第974章 桀骜魔魂!
烦人的嗡响声,充斥着红袍客的感知。像是无数蚊蝇萦绕在耳畔,扰人至极,将其惊醒。
红袍客观察周遭。
四周没有天光,也没有地气,只有大片黑白魂纹缓缓翻涌。
魂纹一层压着一层,时而化作细密魂索,缠住他的腕骨、踝骨、脊背。时而散成湿冷雾气,贴着他的胸膛往魂体里面钻。
「我应该是被封在魂幡里面!」红袍客勃然大怒。
他开始挣扎,旋即就彻底暴露了自身的虚弱。
红袍客低头看向自己的身躯。
魂身已经极为淡薄,猩红轮廓残缺不全,胸口处有一道幽蓝裂痕贯穿前后。
有一线冷芒藏在裂口深处,闪灭之间,便有刀刃刮骨般的痛意沿着魂魄攀升。
「是那个道器————」
垂天一线钩留下的痕迹,比死亡更难缠。
这一刻,云泽演武场的画面从他的记忆深处翻起。
云湖猩红,血浪横空。白浪垂天蝠鱼腹腔炸裂,八臂搬云章被他撕成碎絮,折天袖鹤在掌下断颈,残阳噬血鸦吞了他的血,转眼又被血丹炸成妖血红雨。

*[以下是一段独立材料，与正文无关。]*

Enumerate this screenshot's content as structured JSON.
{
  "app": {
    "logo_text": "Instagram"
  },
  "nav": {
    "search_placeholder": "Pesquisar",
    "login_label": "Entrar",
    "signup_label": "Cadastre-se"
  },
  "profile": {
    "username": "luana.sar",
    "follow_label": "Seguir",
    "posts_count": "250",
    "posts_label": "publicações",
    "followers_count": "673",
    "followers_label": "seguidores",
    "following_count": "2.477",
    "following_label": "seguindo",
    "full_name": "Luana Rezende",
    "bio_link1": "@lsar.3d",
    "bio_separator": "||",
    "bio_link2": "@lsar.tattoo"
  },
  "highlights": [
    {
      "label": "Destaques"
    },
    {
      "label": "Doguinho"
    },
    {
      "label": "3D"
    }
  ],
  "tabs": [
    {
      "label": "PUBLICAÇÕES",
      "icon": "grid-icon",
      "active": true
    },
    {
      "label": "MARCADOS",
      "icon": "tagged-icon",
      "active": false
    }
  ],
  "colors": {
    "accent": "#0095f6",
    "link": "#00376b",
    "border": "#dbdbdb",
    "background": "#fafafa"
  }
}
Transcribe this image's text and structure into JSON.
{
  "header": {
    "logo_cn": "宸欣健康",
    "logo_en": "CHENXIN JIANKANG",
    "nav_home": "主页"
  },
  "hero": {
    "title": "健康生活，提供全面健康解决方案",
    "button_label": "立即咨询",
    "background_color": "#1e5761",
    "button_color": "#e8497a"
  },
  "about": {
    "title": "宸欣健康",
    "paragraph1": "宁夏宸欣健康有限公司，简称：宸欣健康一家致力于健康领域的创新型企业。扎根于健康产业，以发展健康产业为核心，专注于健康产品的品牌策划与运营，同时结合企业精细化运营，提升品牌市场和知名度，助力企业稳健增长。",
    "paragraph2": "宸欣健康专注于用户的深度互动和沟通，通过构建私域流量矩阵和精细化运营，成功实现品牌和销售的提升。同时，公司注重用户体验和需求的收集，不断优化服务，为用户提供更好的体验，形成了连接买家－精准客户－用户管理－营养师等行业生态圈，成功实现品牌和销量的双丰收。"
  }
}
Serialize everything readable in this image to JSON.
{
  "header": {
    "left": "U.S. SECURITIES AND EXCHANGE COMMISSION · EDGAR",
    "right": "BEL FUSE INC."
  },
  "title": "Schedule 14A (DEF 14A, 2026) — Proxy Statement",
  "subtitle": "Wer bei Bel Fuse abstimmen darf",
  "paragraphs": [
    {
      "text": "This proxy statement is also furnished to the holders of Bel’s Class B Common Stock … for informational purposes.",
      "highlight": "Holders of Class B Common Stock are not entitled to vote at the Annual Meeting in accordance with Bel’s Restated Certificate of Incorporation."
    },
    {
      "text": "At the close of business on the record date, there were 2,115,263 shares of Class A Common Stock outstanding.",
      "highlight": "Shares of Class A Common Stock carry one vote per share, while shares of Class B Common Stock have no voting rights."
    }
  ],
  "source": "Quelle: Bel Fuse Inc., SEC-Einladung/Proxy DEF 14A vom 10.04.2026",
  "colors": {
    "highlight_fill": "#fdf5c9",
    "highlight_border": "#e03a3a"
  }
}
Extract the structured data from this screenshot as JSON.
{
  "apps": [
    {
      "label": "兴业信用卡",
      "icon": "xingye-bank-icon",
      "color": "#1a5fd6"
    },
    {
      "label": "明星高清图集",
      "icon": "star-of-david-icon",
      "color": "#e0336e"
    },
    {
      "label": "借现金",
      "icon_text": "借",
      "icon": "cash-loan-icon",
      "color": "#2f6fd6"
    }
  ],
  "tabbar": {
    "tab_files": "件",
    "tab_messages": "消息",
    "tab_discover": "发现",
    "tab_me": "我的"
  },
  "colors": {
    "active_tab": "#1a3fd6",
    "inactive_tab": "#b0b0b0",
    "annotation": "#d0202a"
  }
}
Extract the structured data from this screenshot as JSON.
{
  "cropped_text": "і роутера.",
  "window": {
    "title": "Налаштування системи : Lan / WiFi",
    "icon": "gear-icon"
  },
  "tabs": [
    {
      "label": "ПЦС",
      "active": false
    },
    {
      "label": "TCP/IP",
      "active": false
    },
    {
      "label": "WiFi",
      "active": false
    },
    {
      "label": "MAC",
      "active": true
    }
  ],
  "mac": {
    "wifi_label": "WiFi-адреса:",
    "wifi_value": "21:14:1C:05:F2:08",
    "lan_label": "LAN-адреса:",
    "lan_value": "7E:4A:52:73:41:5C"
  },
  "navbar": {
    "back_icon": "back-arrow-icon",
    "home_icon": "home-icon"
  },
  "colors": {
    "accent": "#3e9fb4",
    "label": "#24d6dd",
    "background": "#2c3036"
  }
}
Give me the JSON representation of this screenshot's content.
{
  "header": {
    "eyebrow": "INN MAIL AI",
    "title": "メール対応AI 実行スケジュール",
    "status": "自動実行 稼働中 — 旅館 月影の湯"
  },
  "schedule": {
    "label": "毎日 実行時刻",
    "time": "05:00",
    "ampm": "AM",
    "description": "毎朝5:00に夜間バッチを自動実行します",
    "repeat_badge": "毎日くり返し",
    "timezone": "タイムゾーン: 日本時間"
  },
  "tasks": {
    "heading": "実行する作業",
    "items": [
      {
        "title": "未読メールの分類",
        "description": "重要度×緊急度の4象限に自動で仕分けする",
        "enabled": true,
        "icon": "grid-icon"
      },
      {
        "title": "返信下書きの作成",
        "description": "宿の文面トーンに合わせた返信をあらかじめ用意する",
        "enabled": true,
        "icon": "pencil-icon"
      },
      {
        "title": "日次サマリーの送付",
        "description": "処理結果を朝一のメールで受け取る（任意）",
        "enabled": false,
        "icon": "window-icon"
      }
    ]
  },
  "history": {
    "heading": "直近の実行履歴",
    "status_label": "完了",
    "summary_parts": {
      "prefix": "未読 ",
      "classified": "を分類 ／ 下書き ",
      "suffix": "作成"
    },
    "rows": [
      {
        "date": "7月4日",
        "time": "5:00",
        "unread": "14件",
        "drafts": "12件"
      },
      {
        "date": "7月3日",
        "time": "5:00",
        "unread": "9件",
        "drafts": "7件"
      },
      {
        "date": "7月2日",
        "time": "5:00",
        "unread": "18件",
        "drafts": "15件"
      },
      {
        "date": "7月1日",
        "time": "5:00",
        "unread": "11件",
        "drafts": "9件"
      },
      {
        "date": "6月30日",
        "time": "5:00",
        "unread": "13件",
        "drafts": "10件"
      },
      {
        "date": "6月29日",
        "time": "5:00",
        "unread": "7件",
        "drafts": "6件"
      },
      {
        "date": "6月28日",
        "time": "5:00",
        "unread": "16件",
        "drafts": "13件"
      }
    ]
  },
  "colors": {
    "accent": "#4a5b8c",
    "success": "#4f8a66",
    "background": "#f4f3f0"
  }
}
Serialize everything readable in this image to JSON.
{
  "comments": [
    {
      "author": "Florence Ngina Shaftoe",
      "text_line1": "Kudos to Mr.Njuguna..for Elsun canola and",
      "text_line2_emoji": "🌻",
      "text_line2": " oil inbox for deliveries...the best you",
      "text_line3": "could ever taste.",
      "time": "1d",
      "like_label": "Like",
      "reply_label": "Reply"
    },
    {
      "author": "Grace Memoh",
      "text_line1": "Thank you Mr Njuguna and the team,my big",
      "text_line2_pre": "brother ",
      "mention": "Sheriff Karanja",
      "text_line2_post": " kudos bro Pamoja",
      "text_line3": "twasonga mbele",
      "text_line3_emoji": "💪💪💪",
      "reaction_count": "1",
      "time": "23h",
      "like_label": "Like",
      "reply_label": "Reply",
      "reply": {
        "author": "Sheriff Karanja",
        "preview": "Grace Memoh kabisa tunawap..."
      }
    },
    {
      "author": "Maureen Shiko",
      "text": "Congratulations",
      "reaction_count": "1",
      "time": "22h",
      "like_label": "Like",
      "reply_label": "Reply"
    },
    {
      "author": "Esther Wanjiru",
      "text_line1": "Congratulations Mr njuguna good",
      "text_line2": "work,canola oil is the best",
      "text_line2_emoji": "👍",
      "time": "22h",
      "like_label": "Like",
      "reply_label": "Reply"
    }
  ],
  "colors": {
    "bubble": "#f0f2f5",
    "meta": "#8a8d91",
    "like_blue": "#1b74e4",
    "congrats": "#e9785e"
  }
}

云壶道人贴着阵法光幕滑落,胸口塌陷,满脸血污。那一刻,红袍客只差一步,便能将这牧云养兽的道人拍成碎肉。
但就在下一瞬,苍穹垂落一线。
钩锋冷白,幽蓝寒星钉入魂底,空间被硬生生压住。化血遁法刚起,便被道器伟力逼回肉身。血海咆哮,血魔丹沸腾,他伸手去抓那一钩,血影手掌却被轻轻切开。
随后,性命断绝。
元婴消亡。
一身修为散成云泽上方的血雾。
「是我败了!」
红袍客忽然笑起来。
笑声在魂幡里面回荡,沙哑、干涩,像血痂擦过粗石。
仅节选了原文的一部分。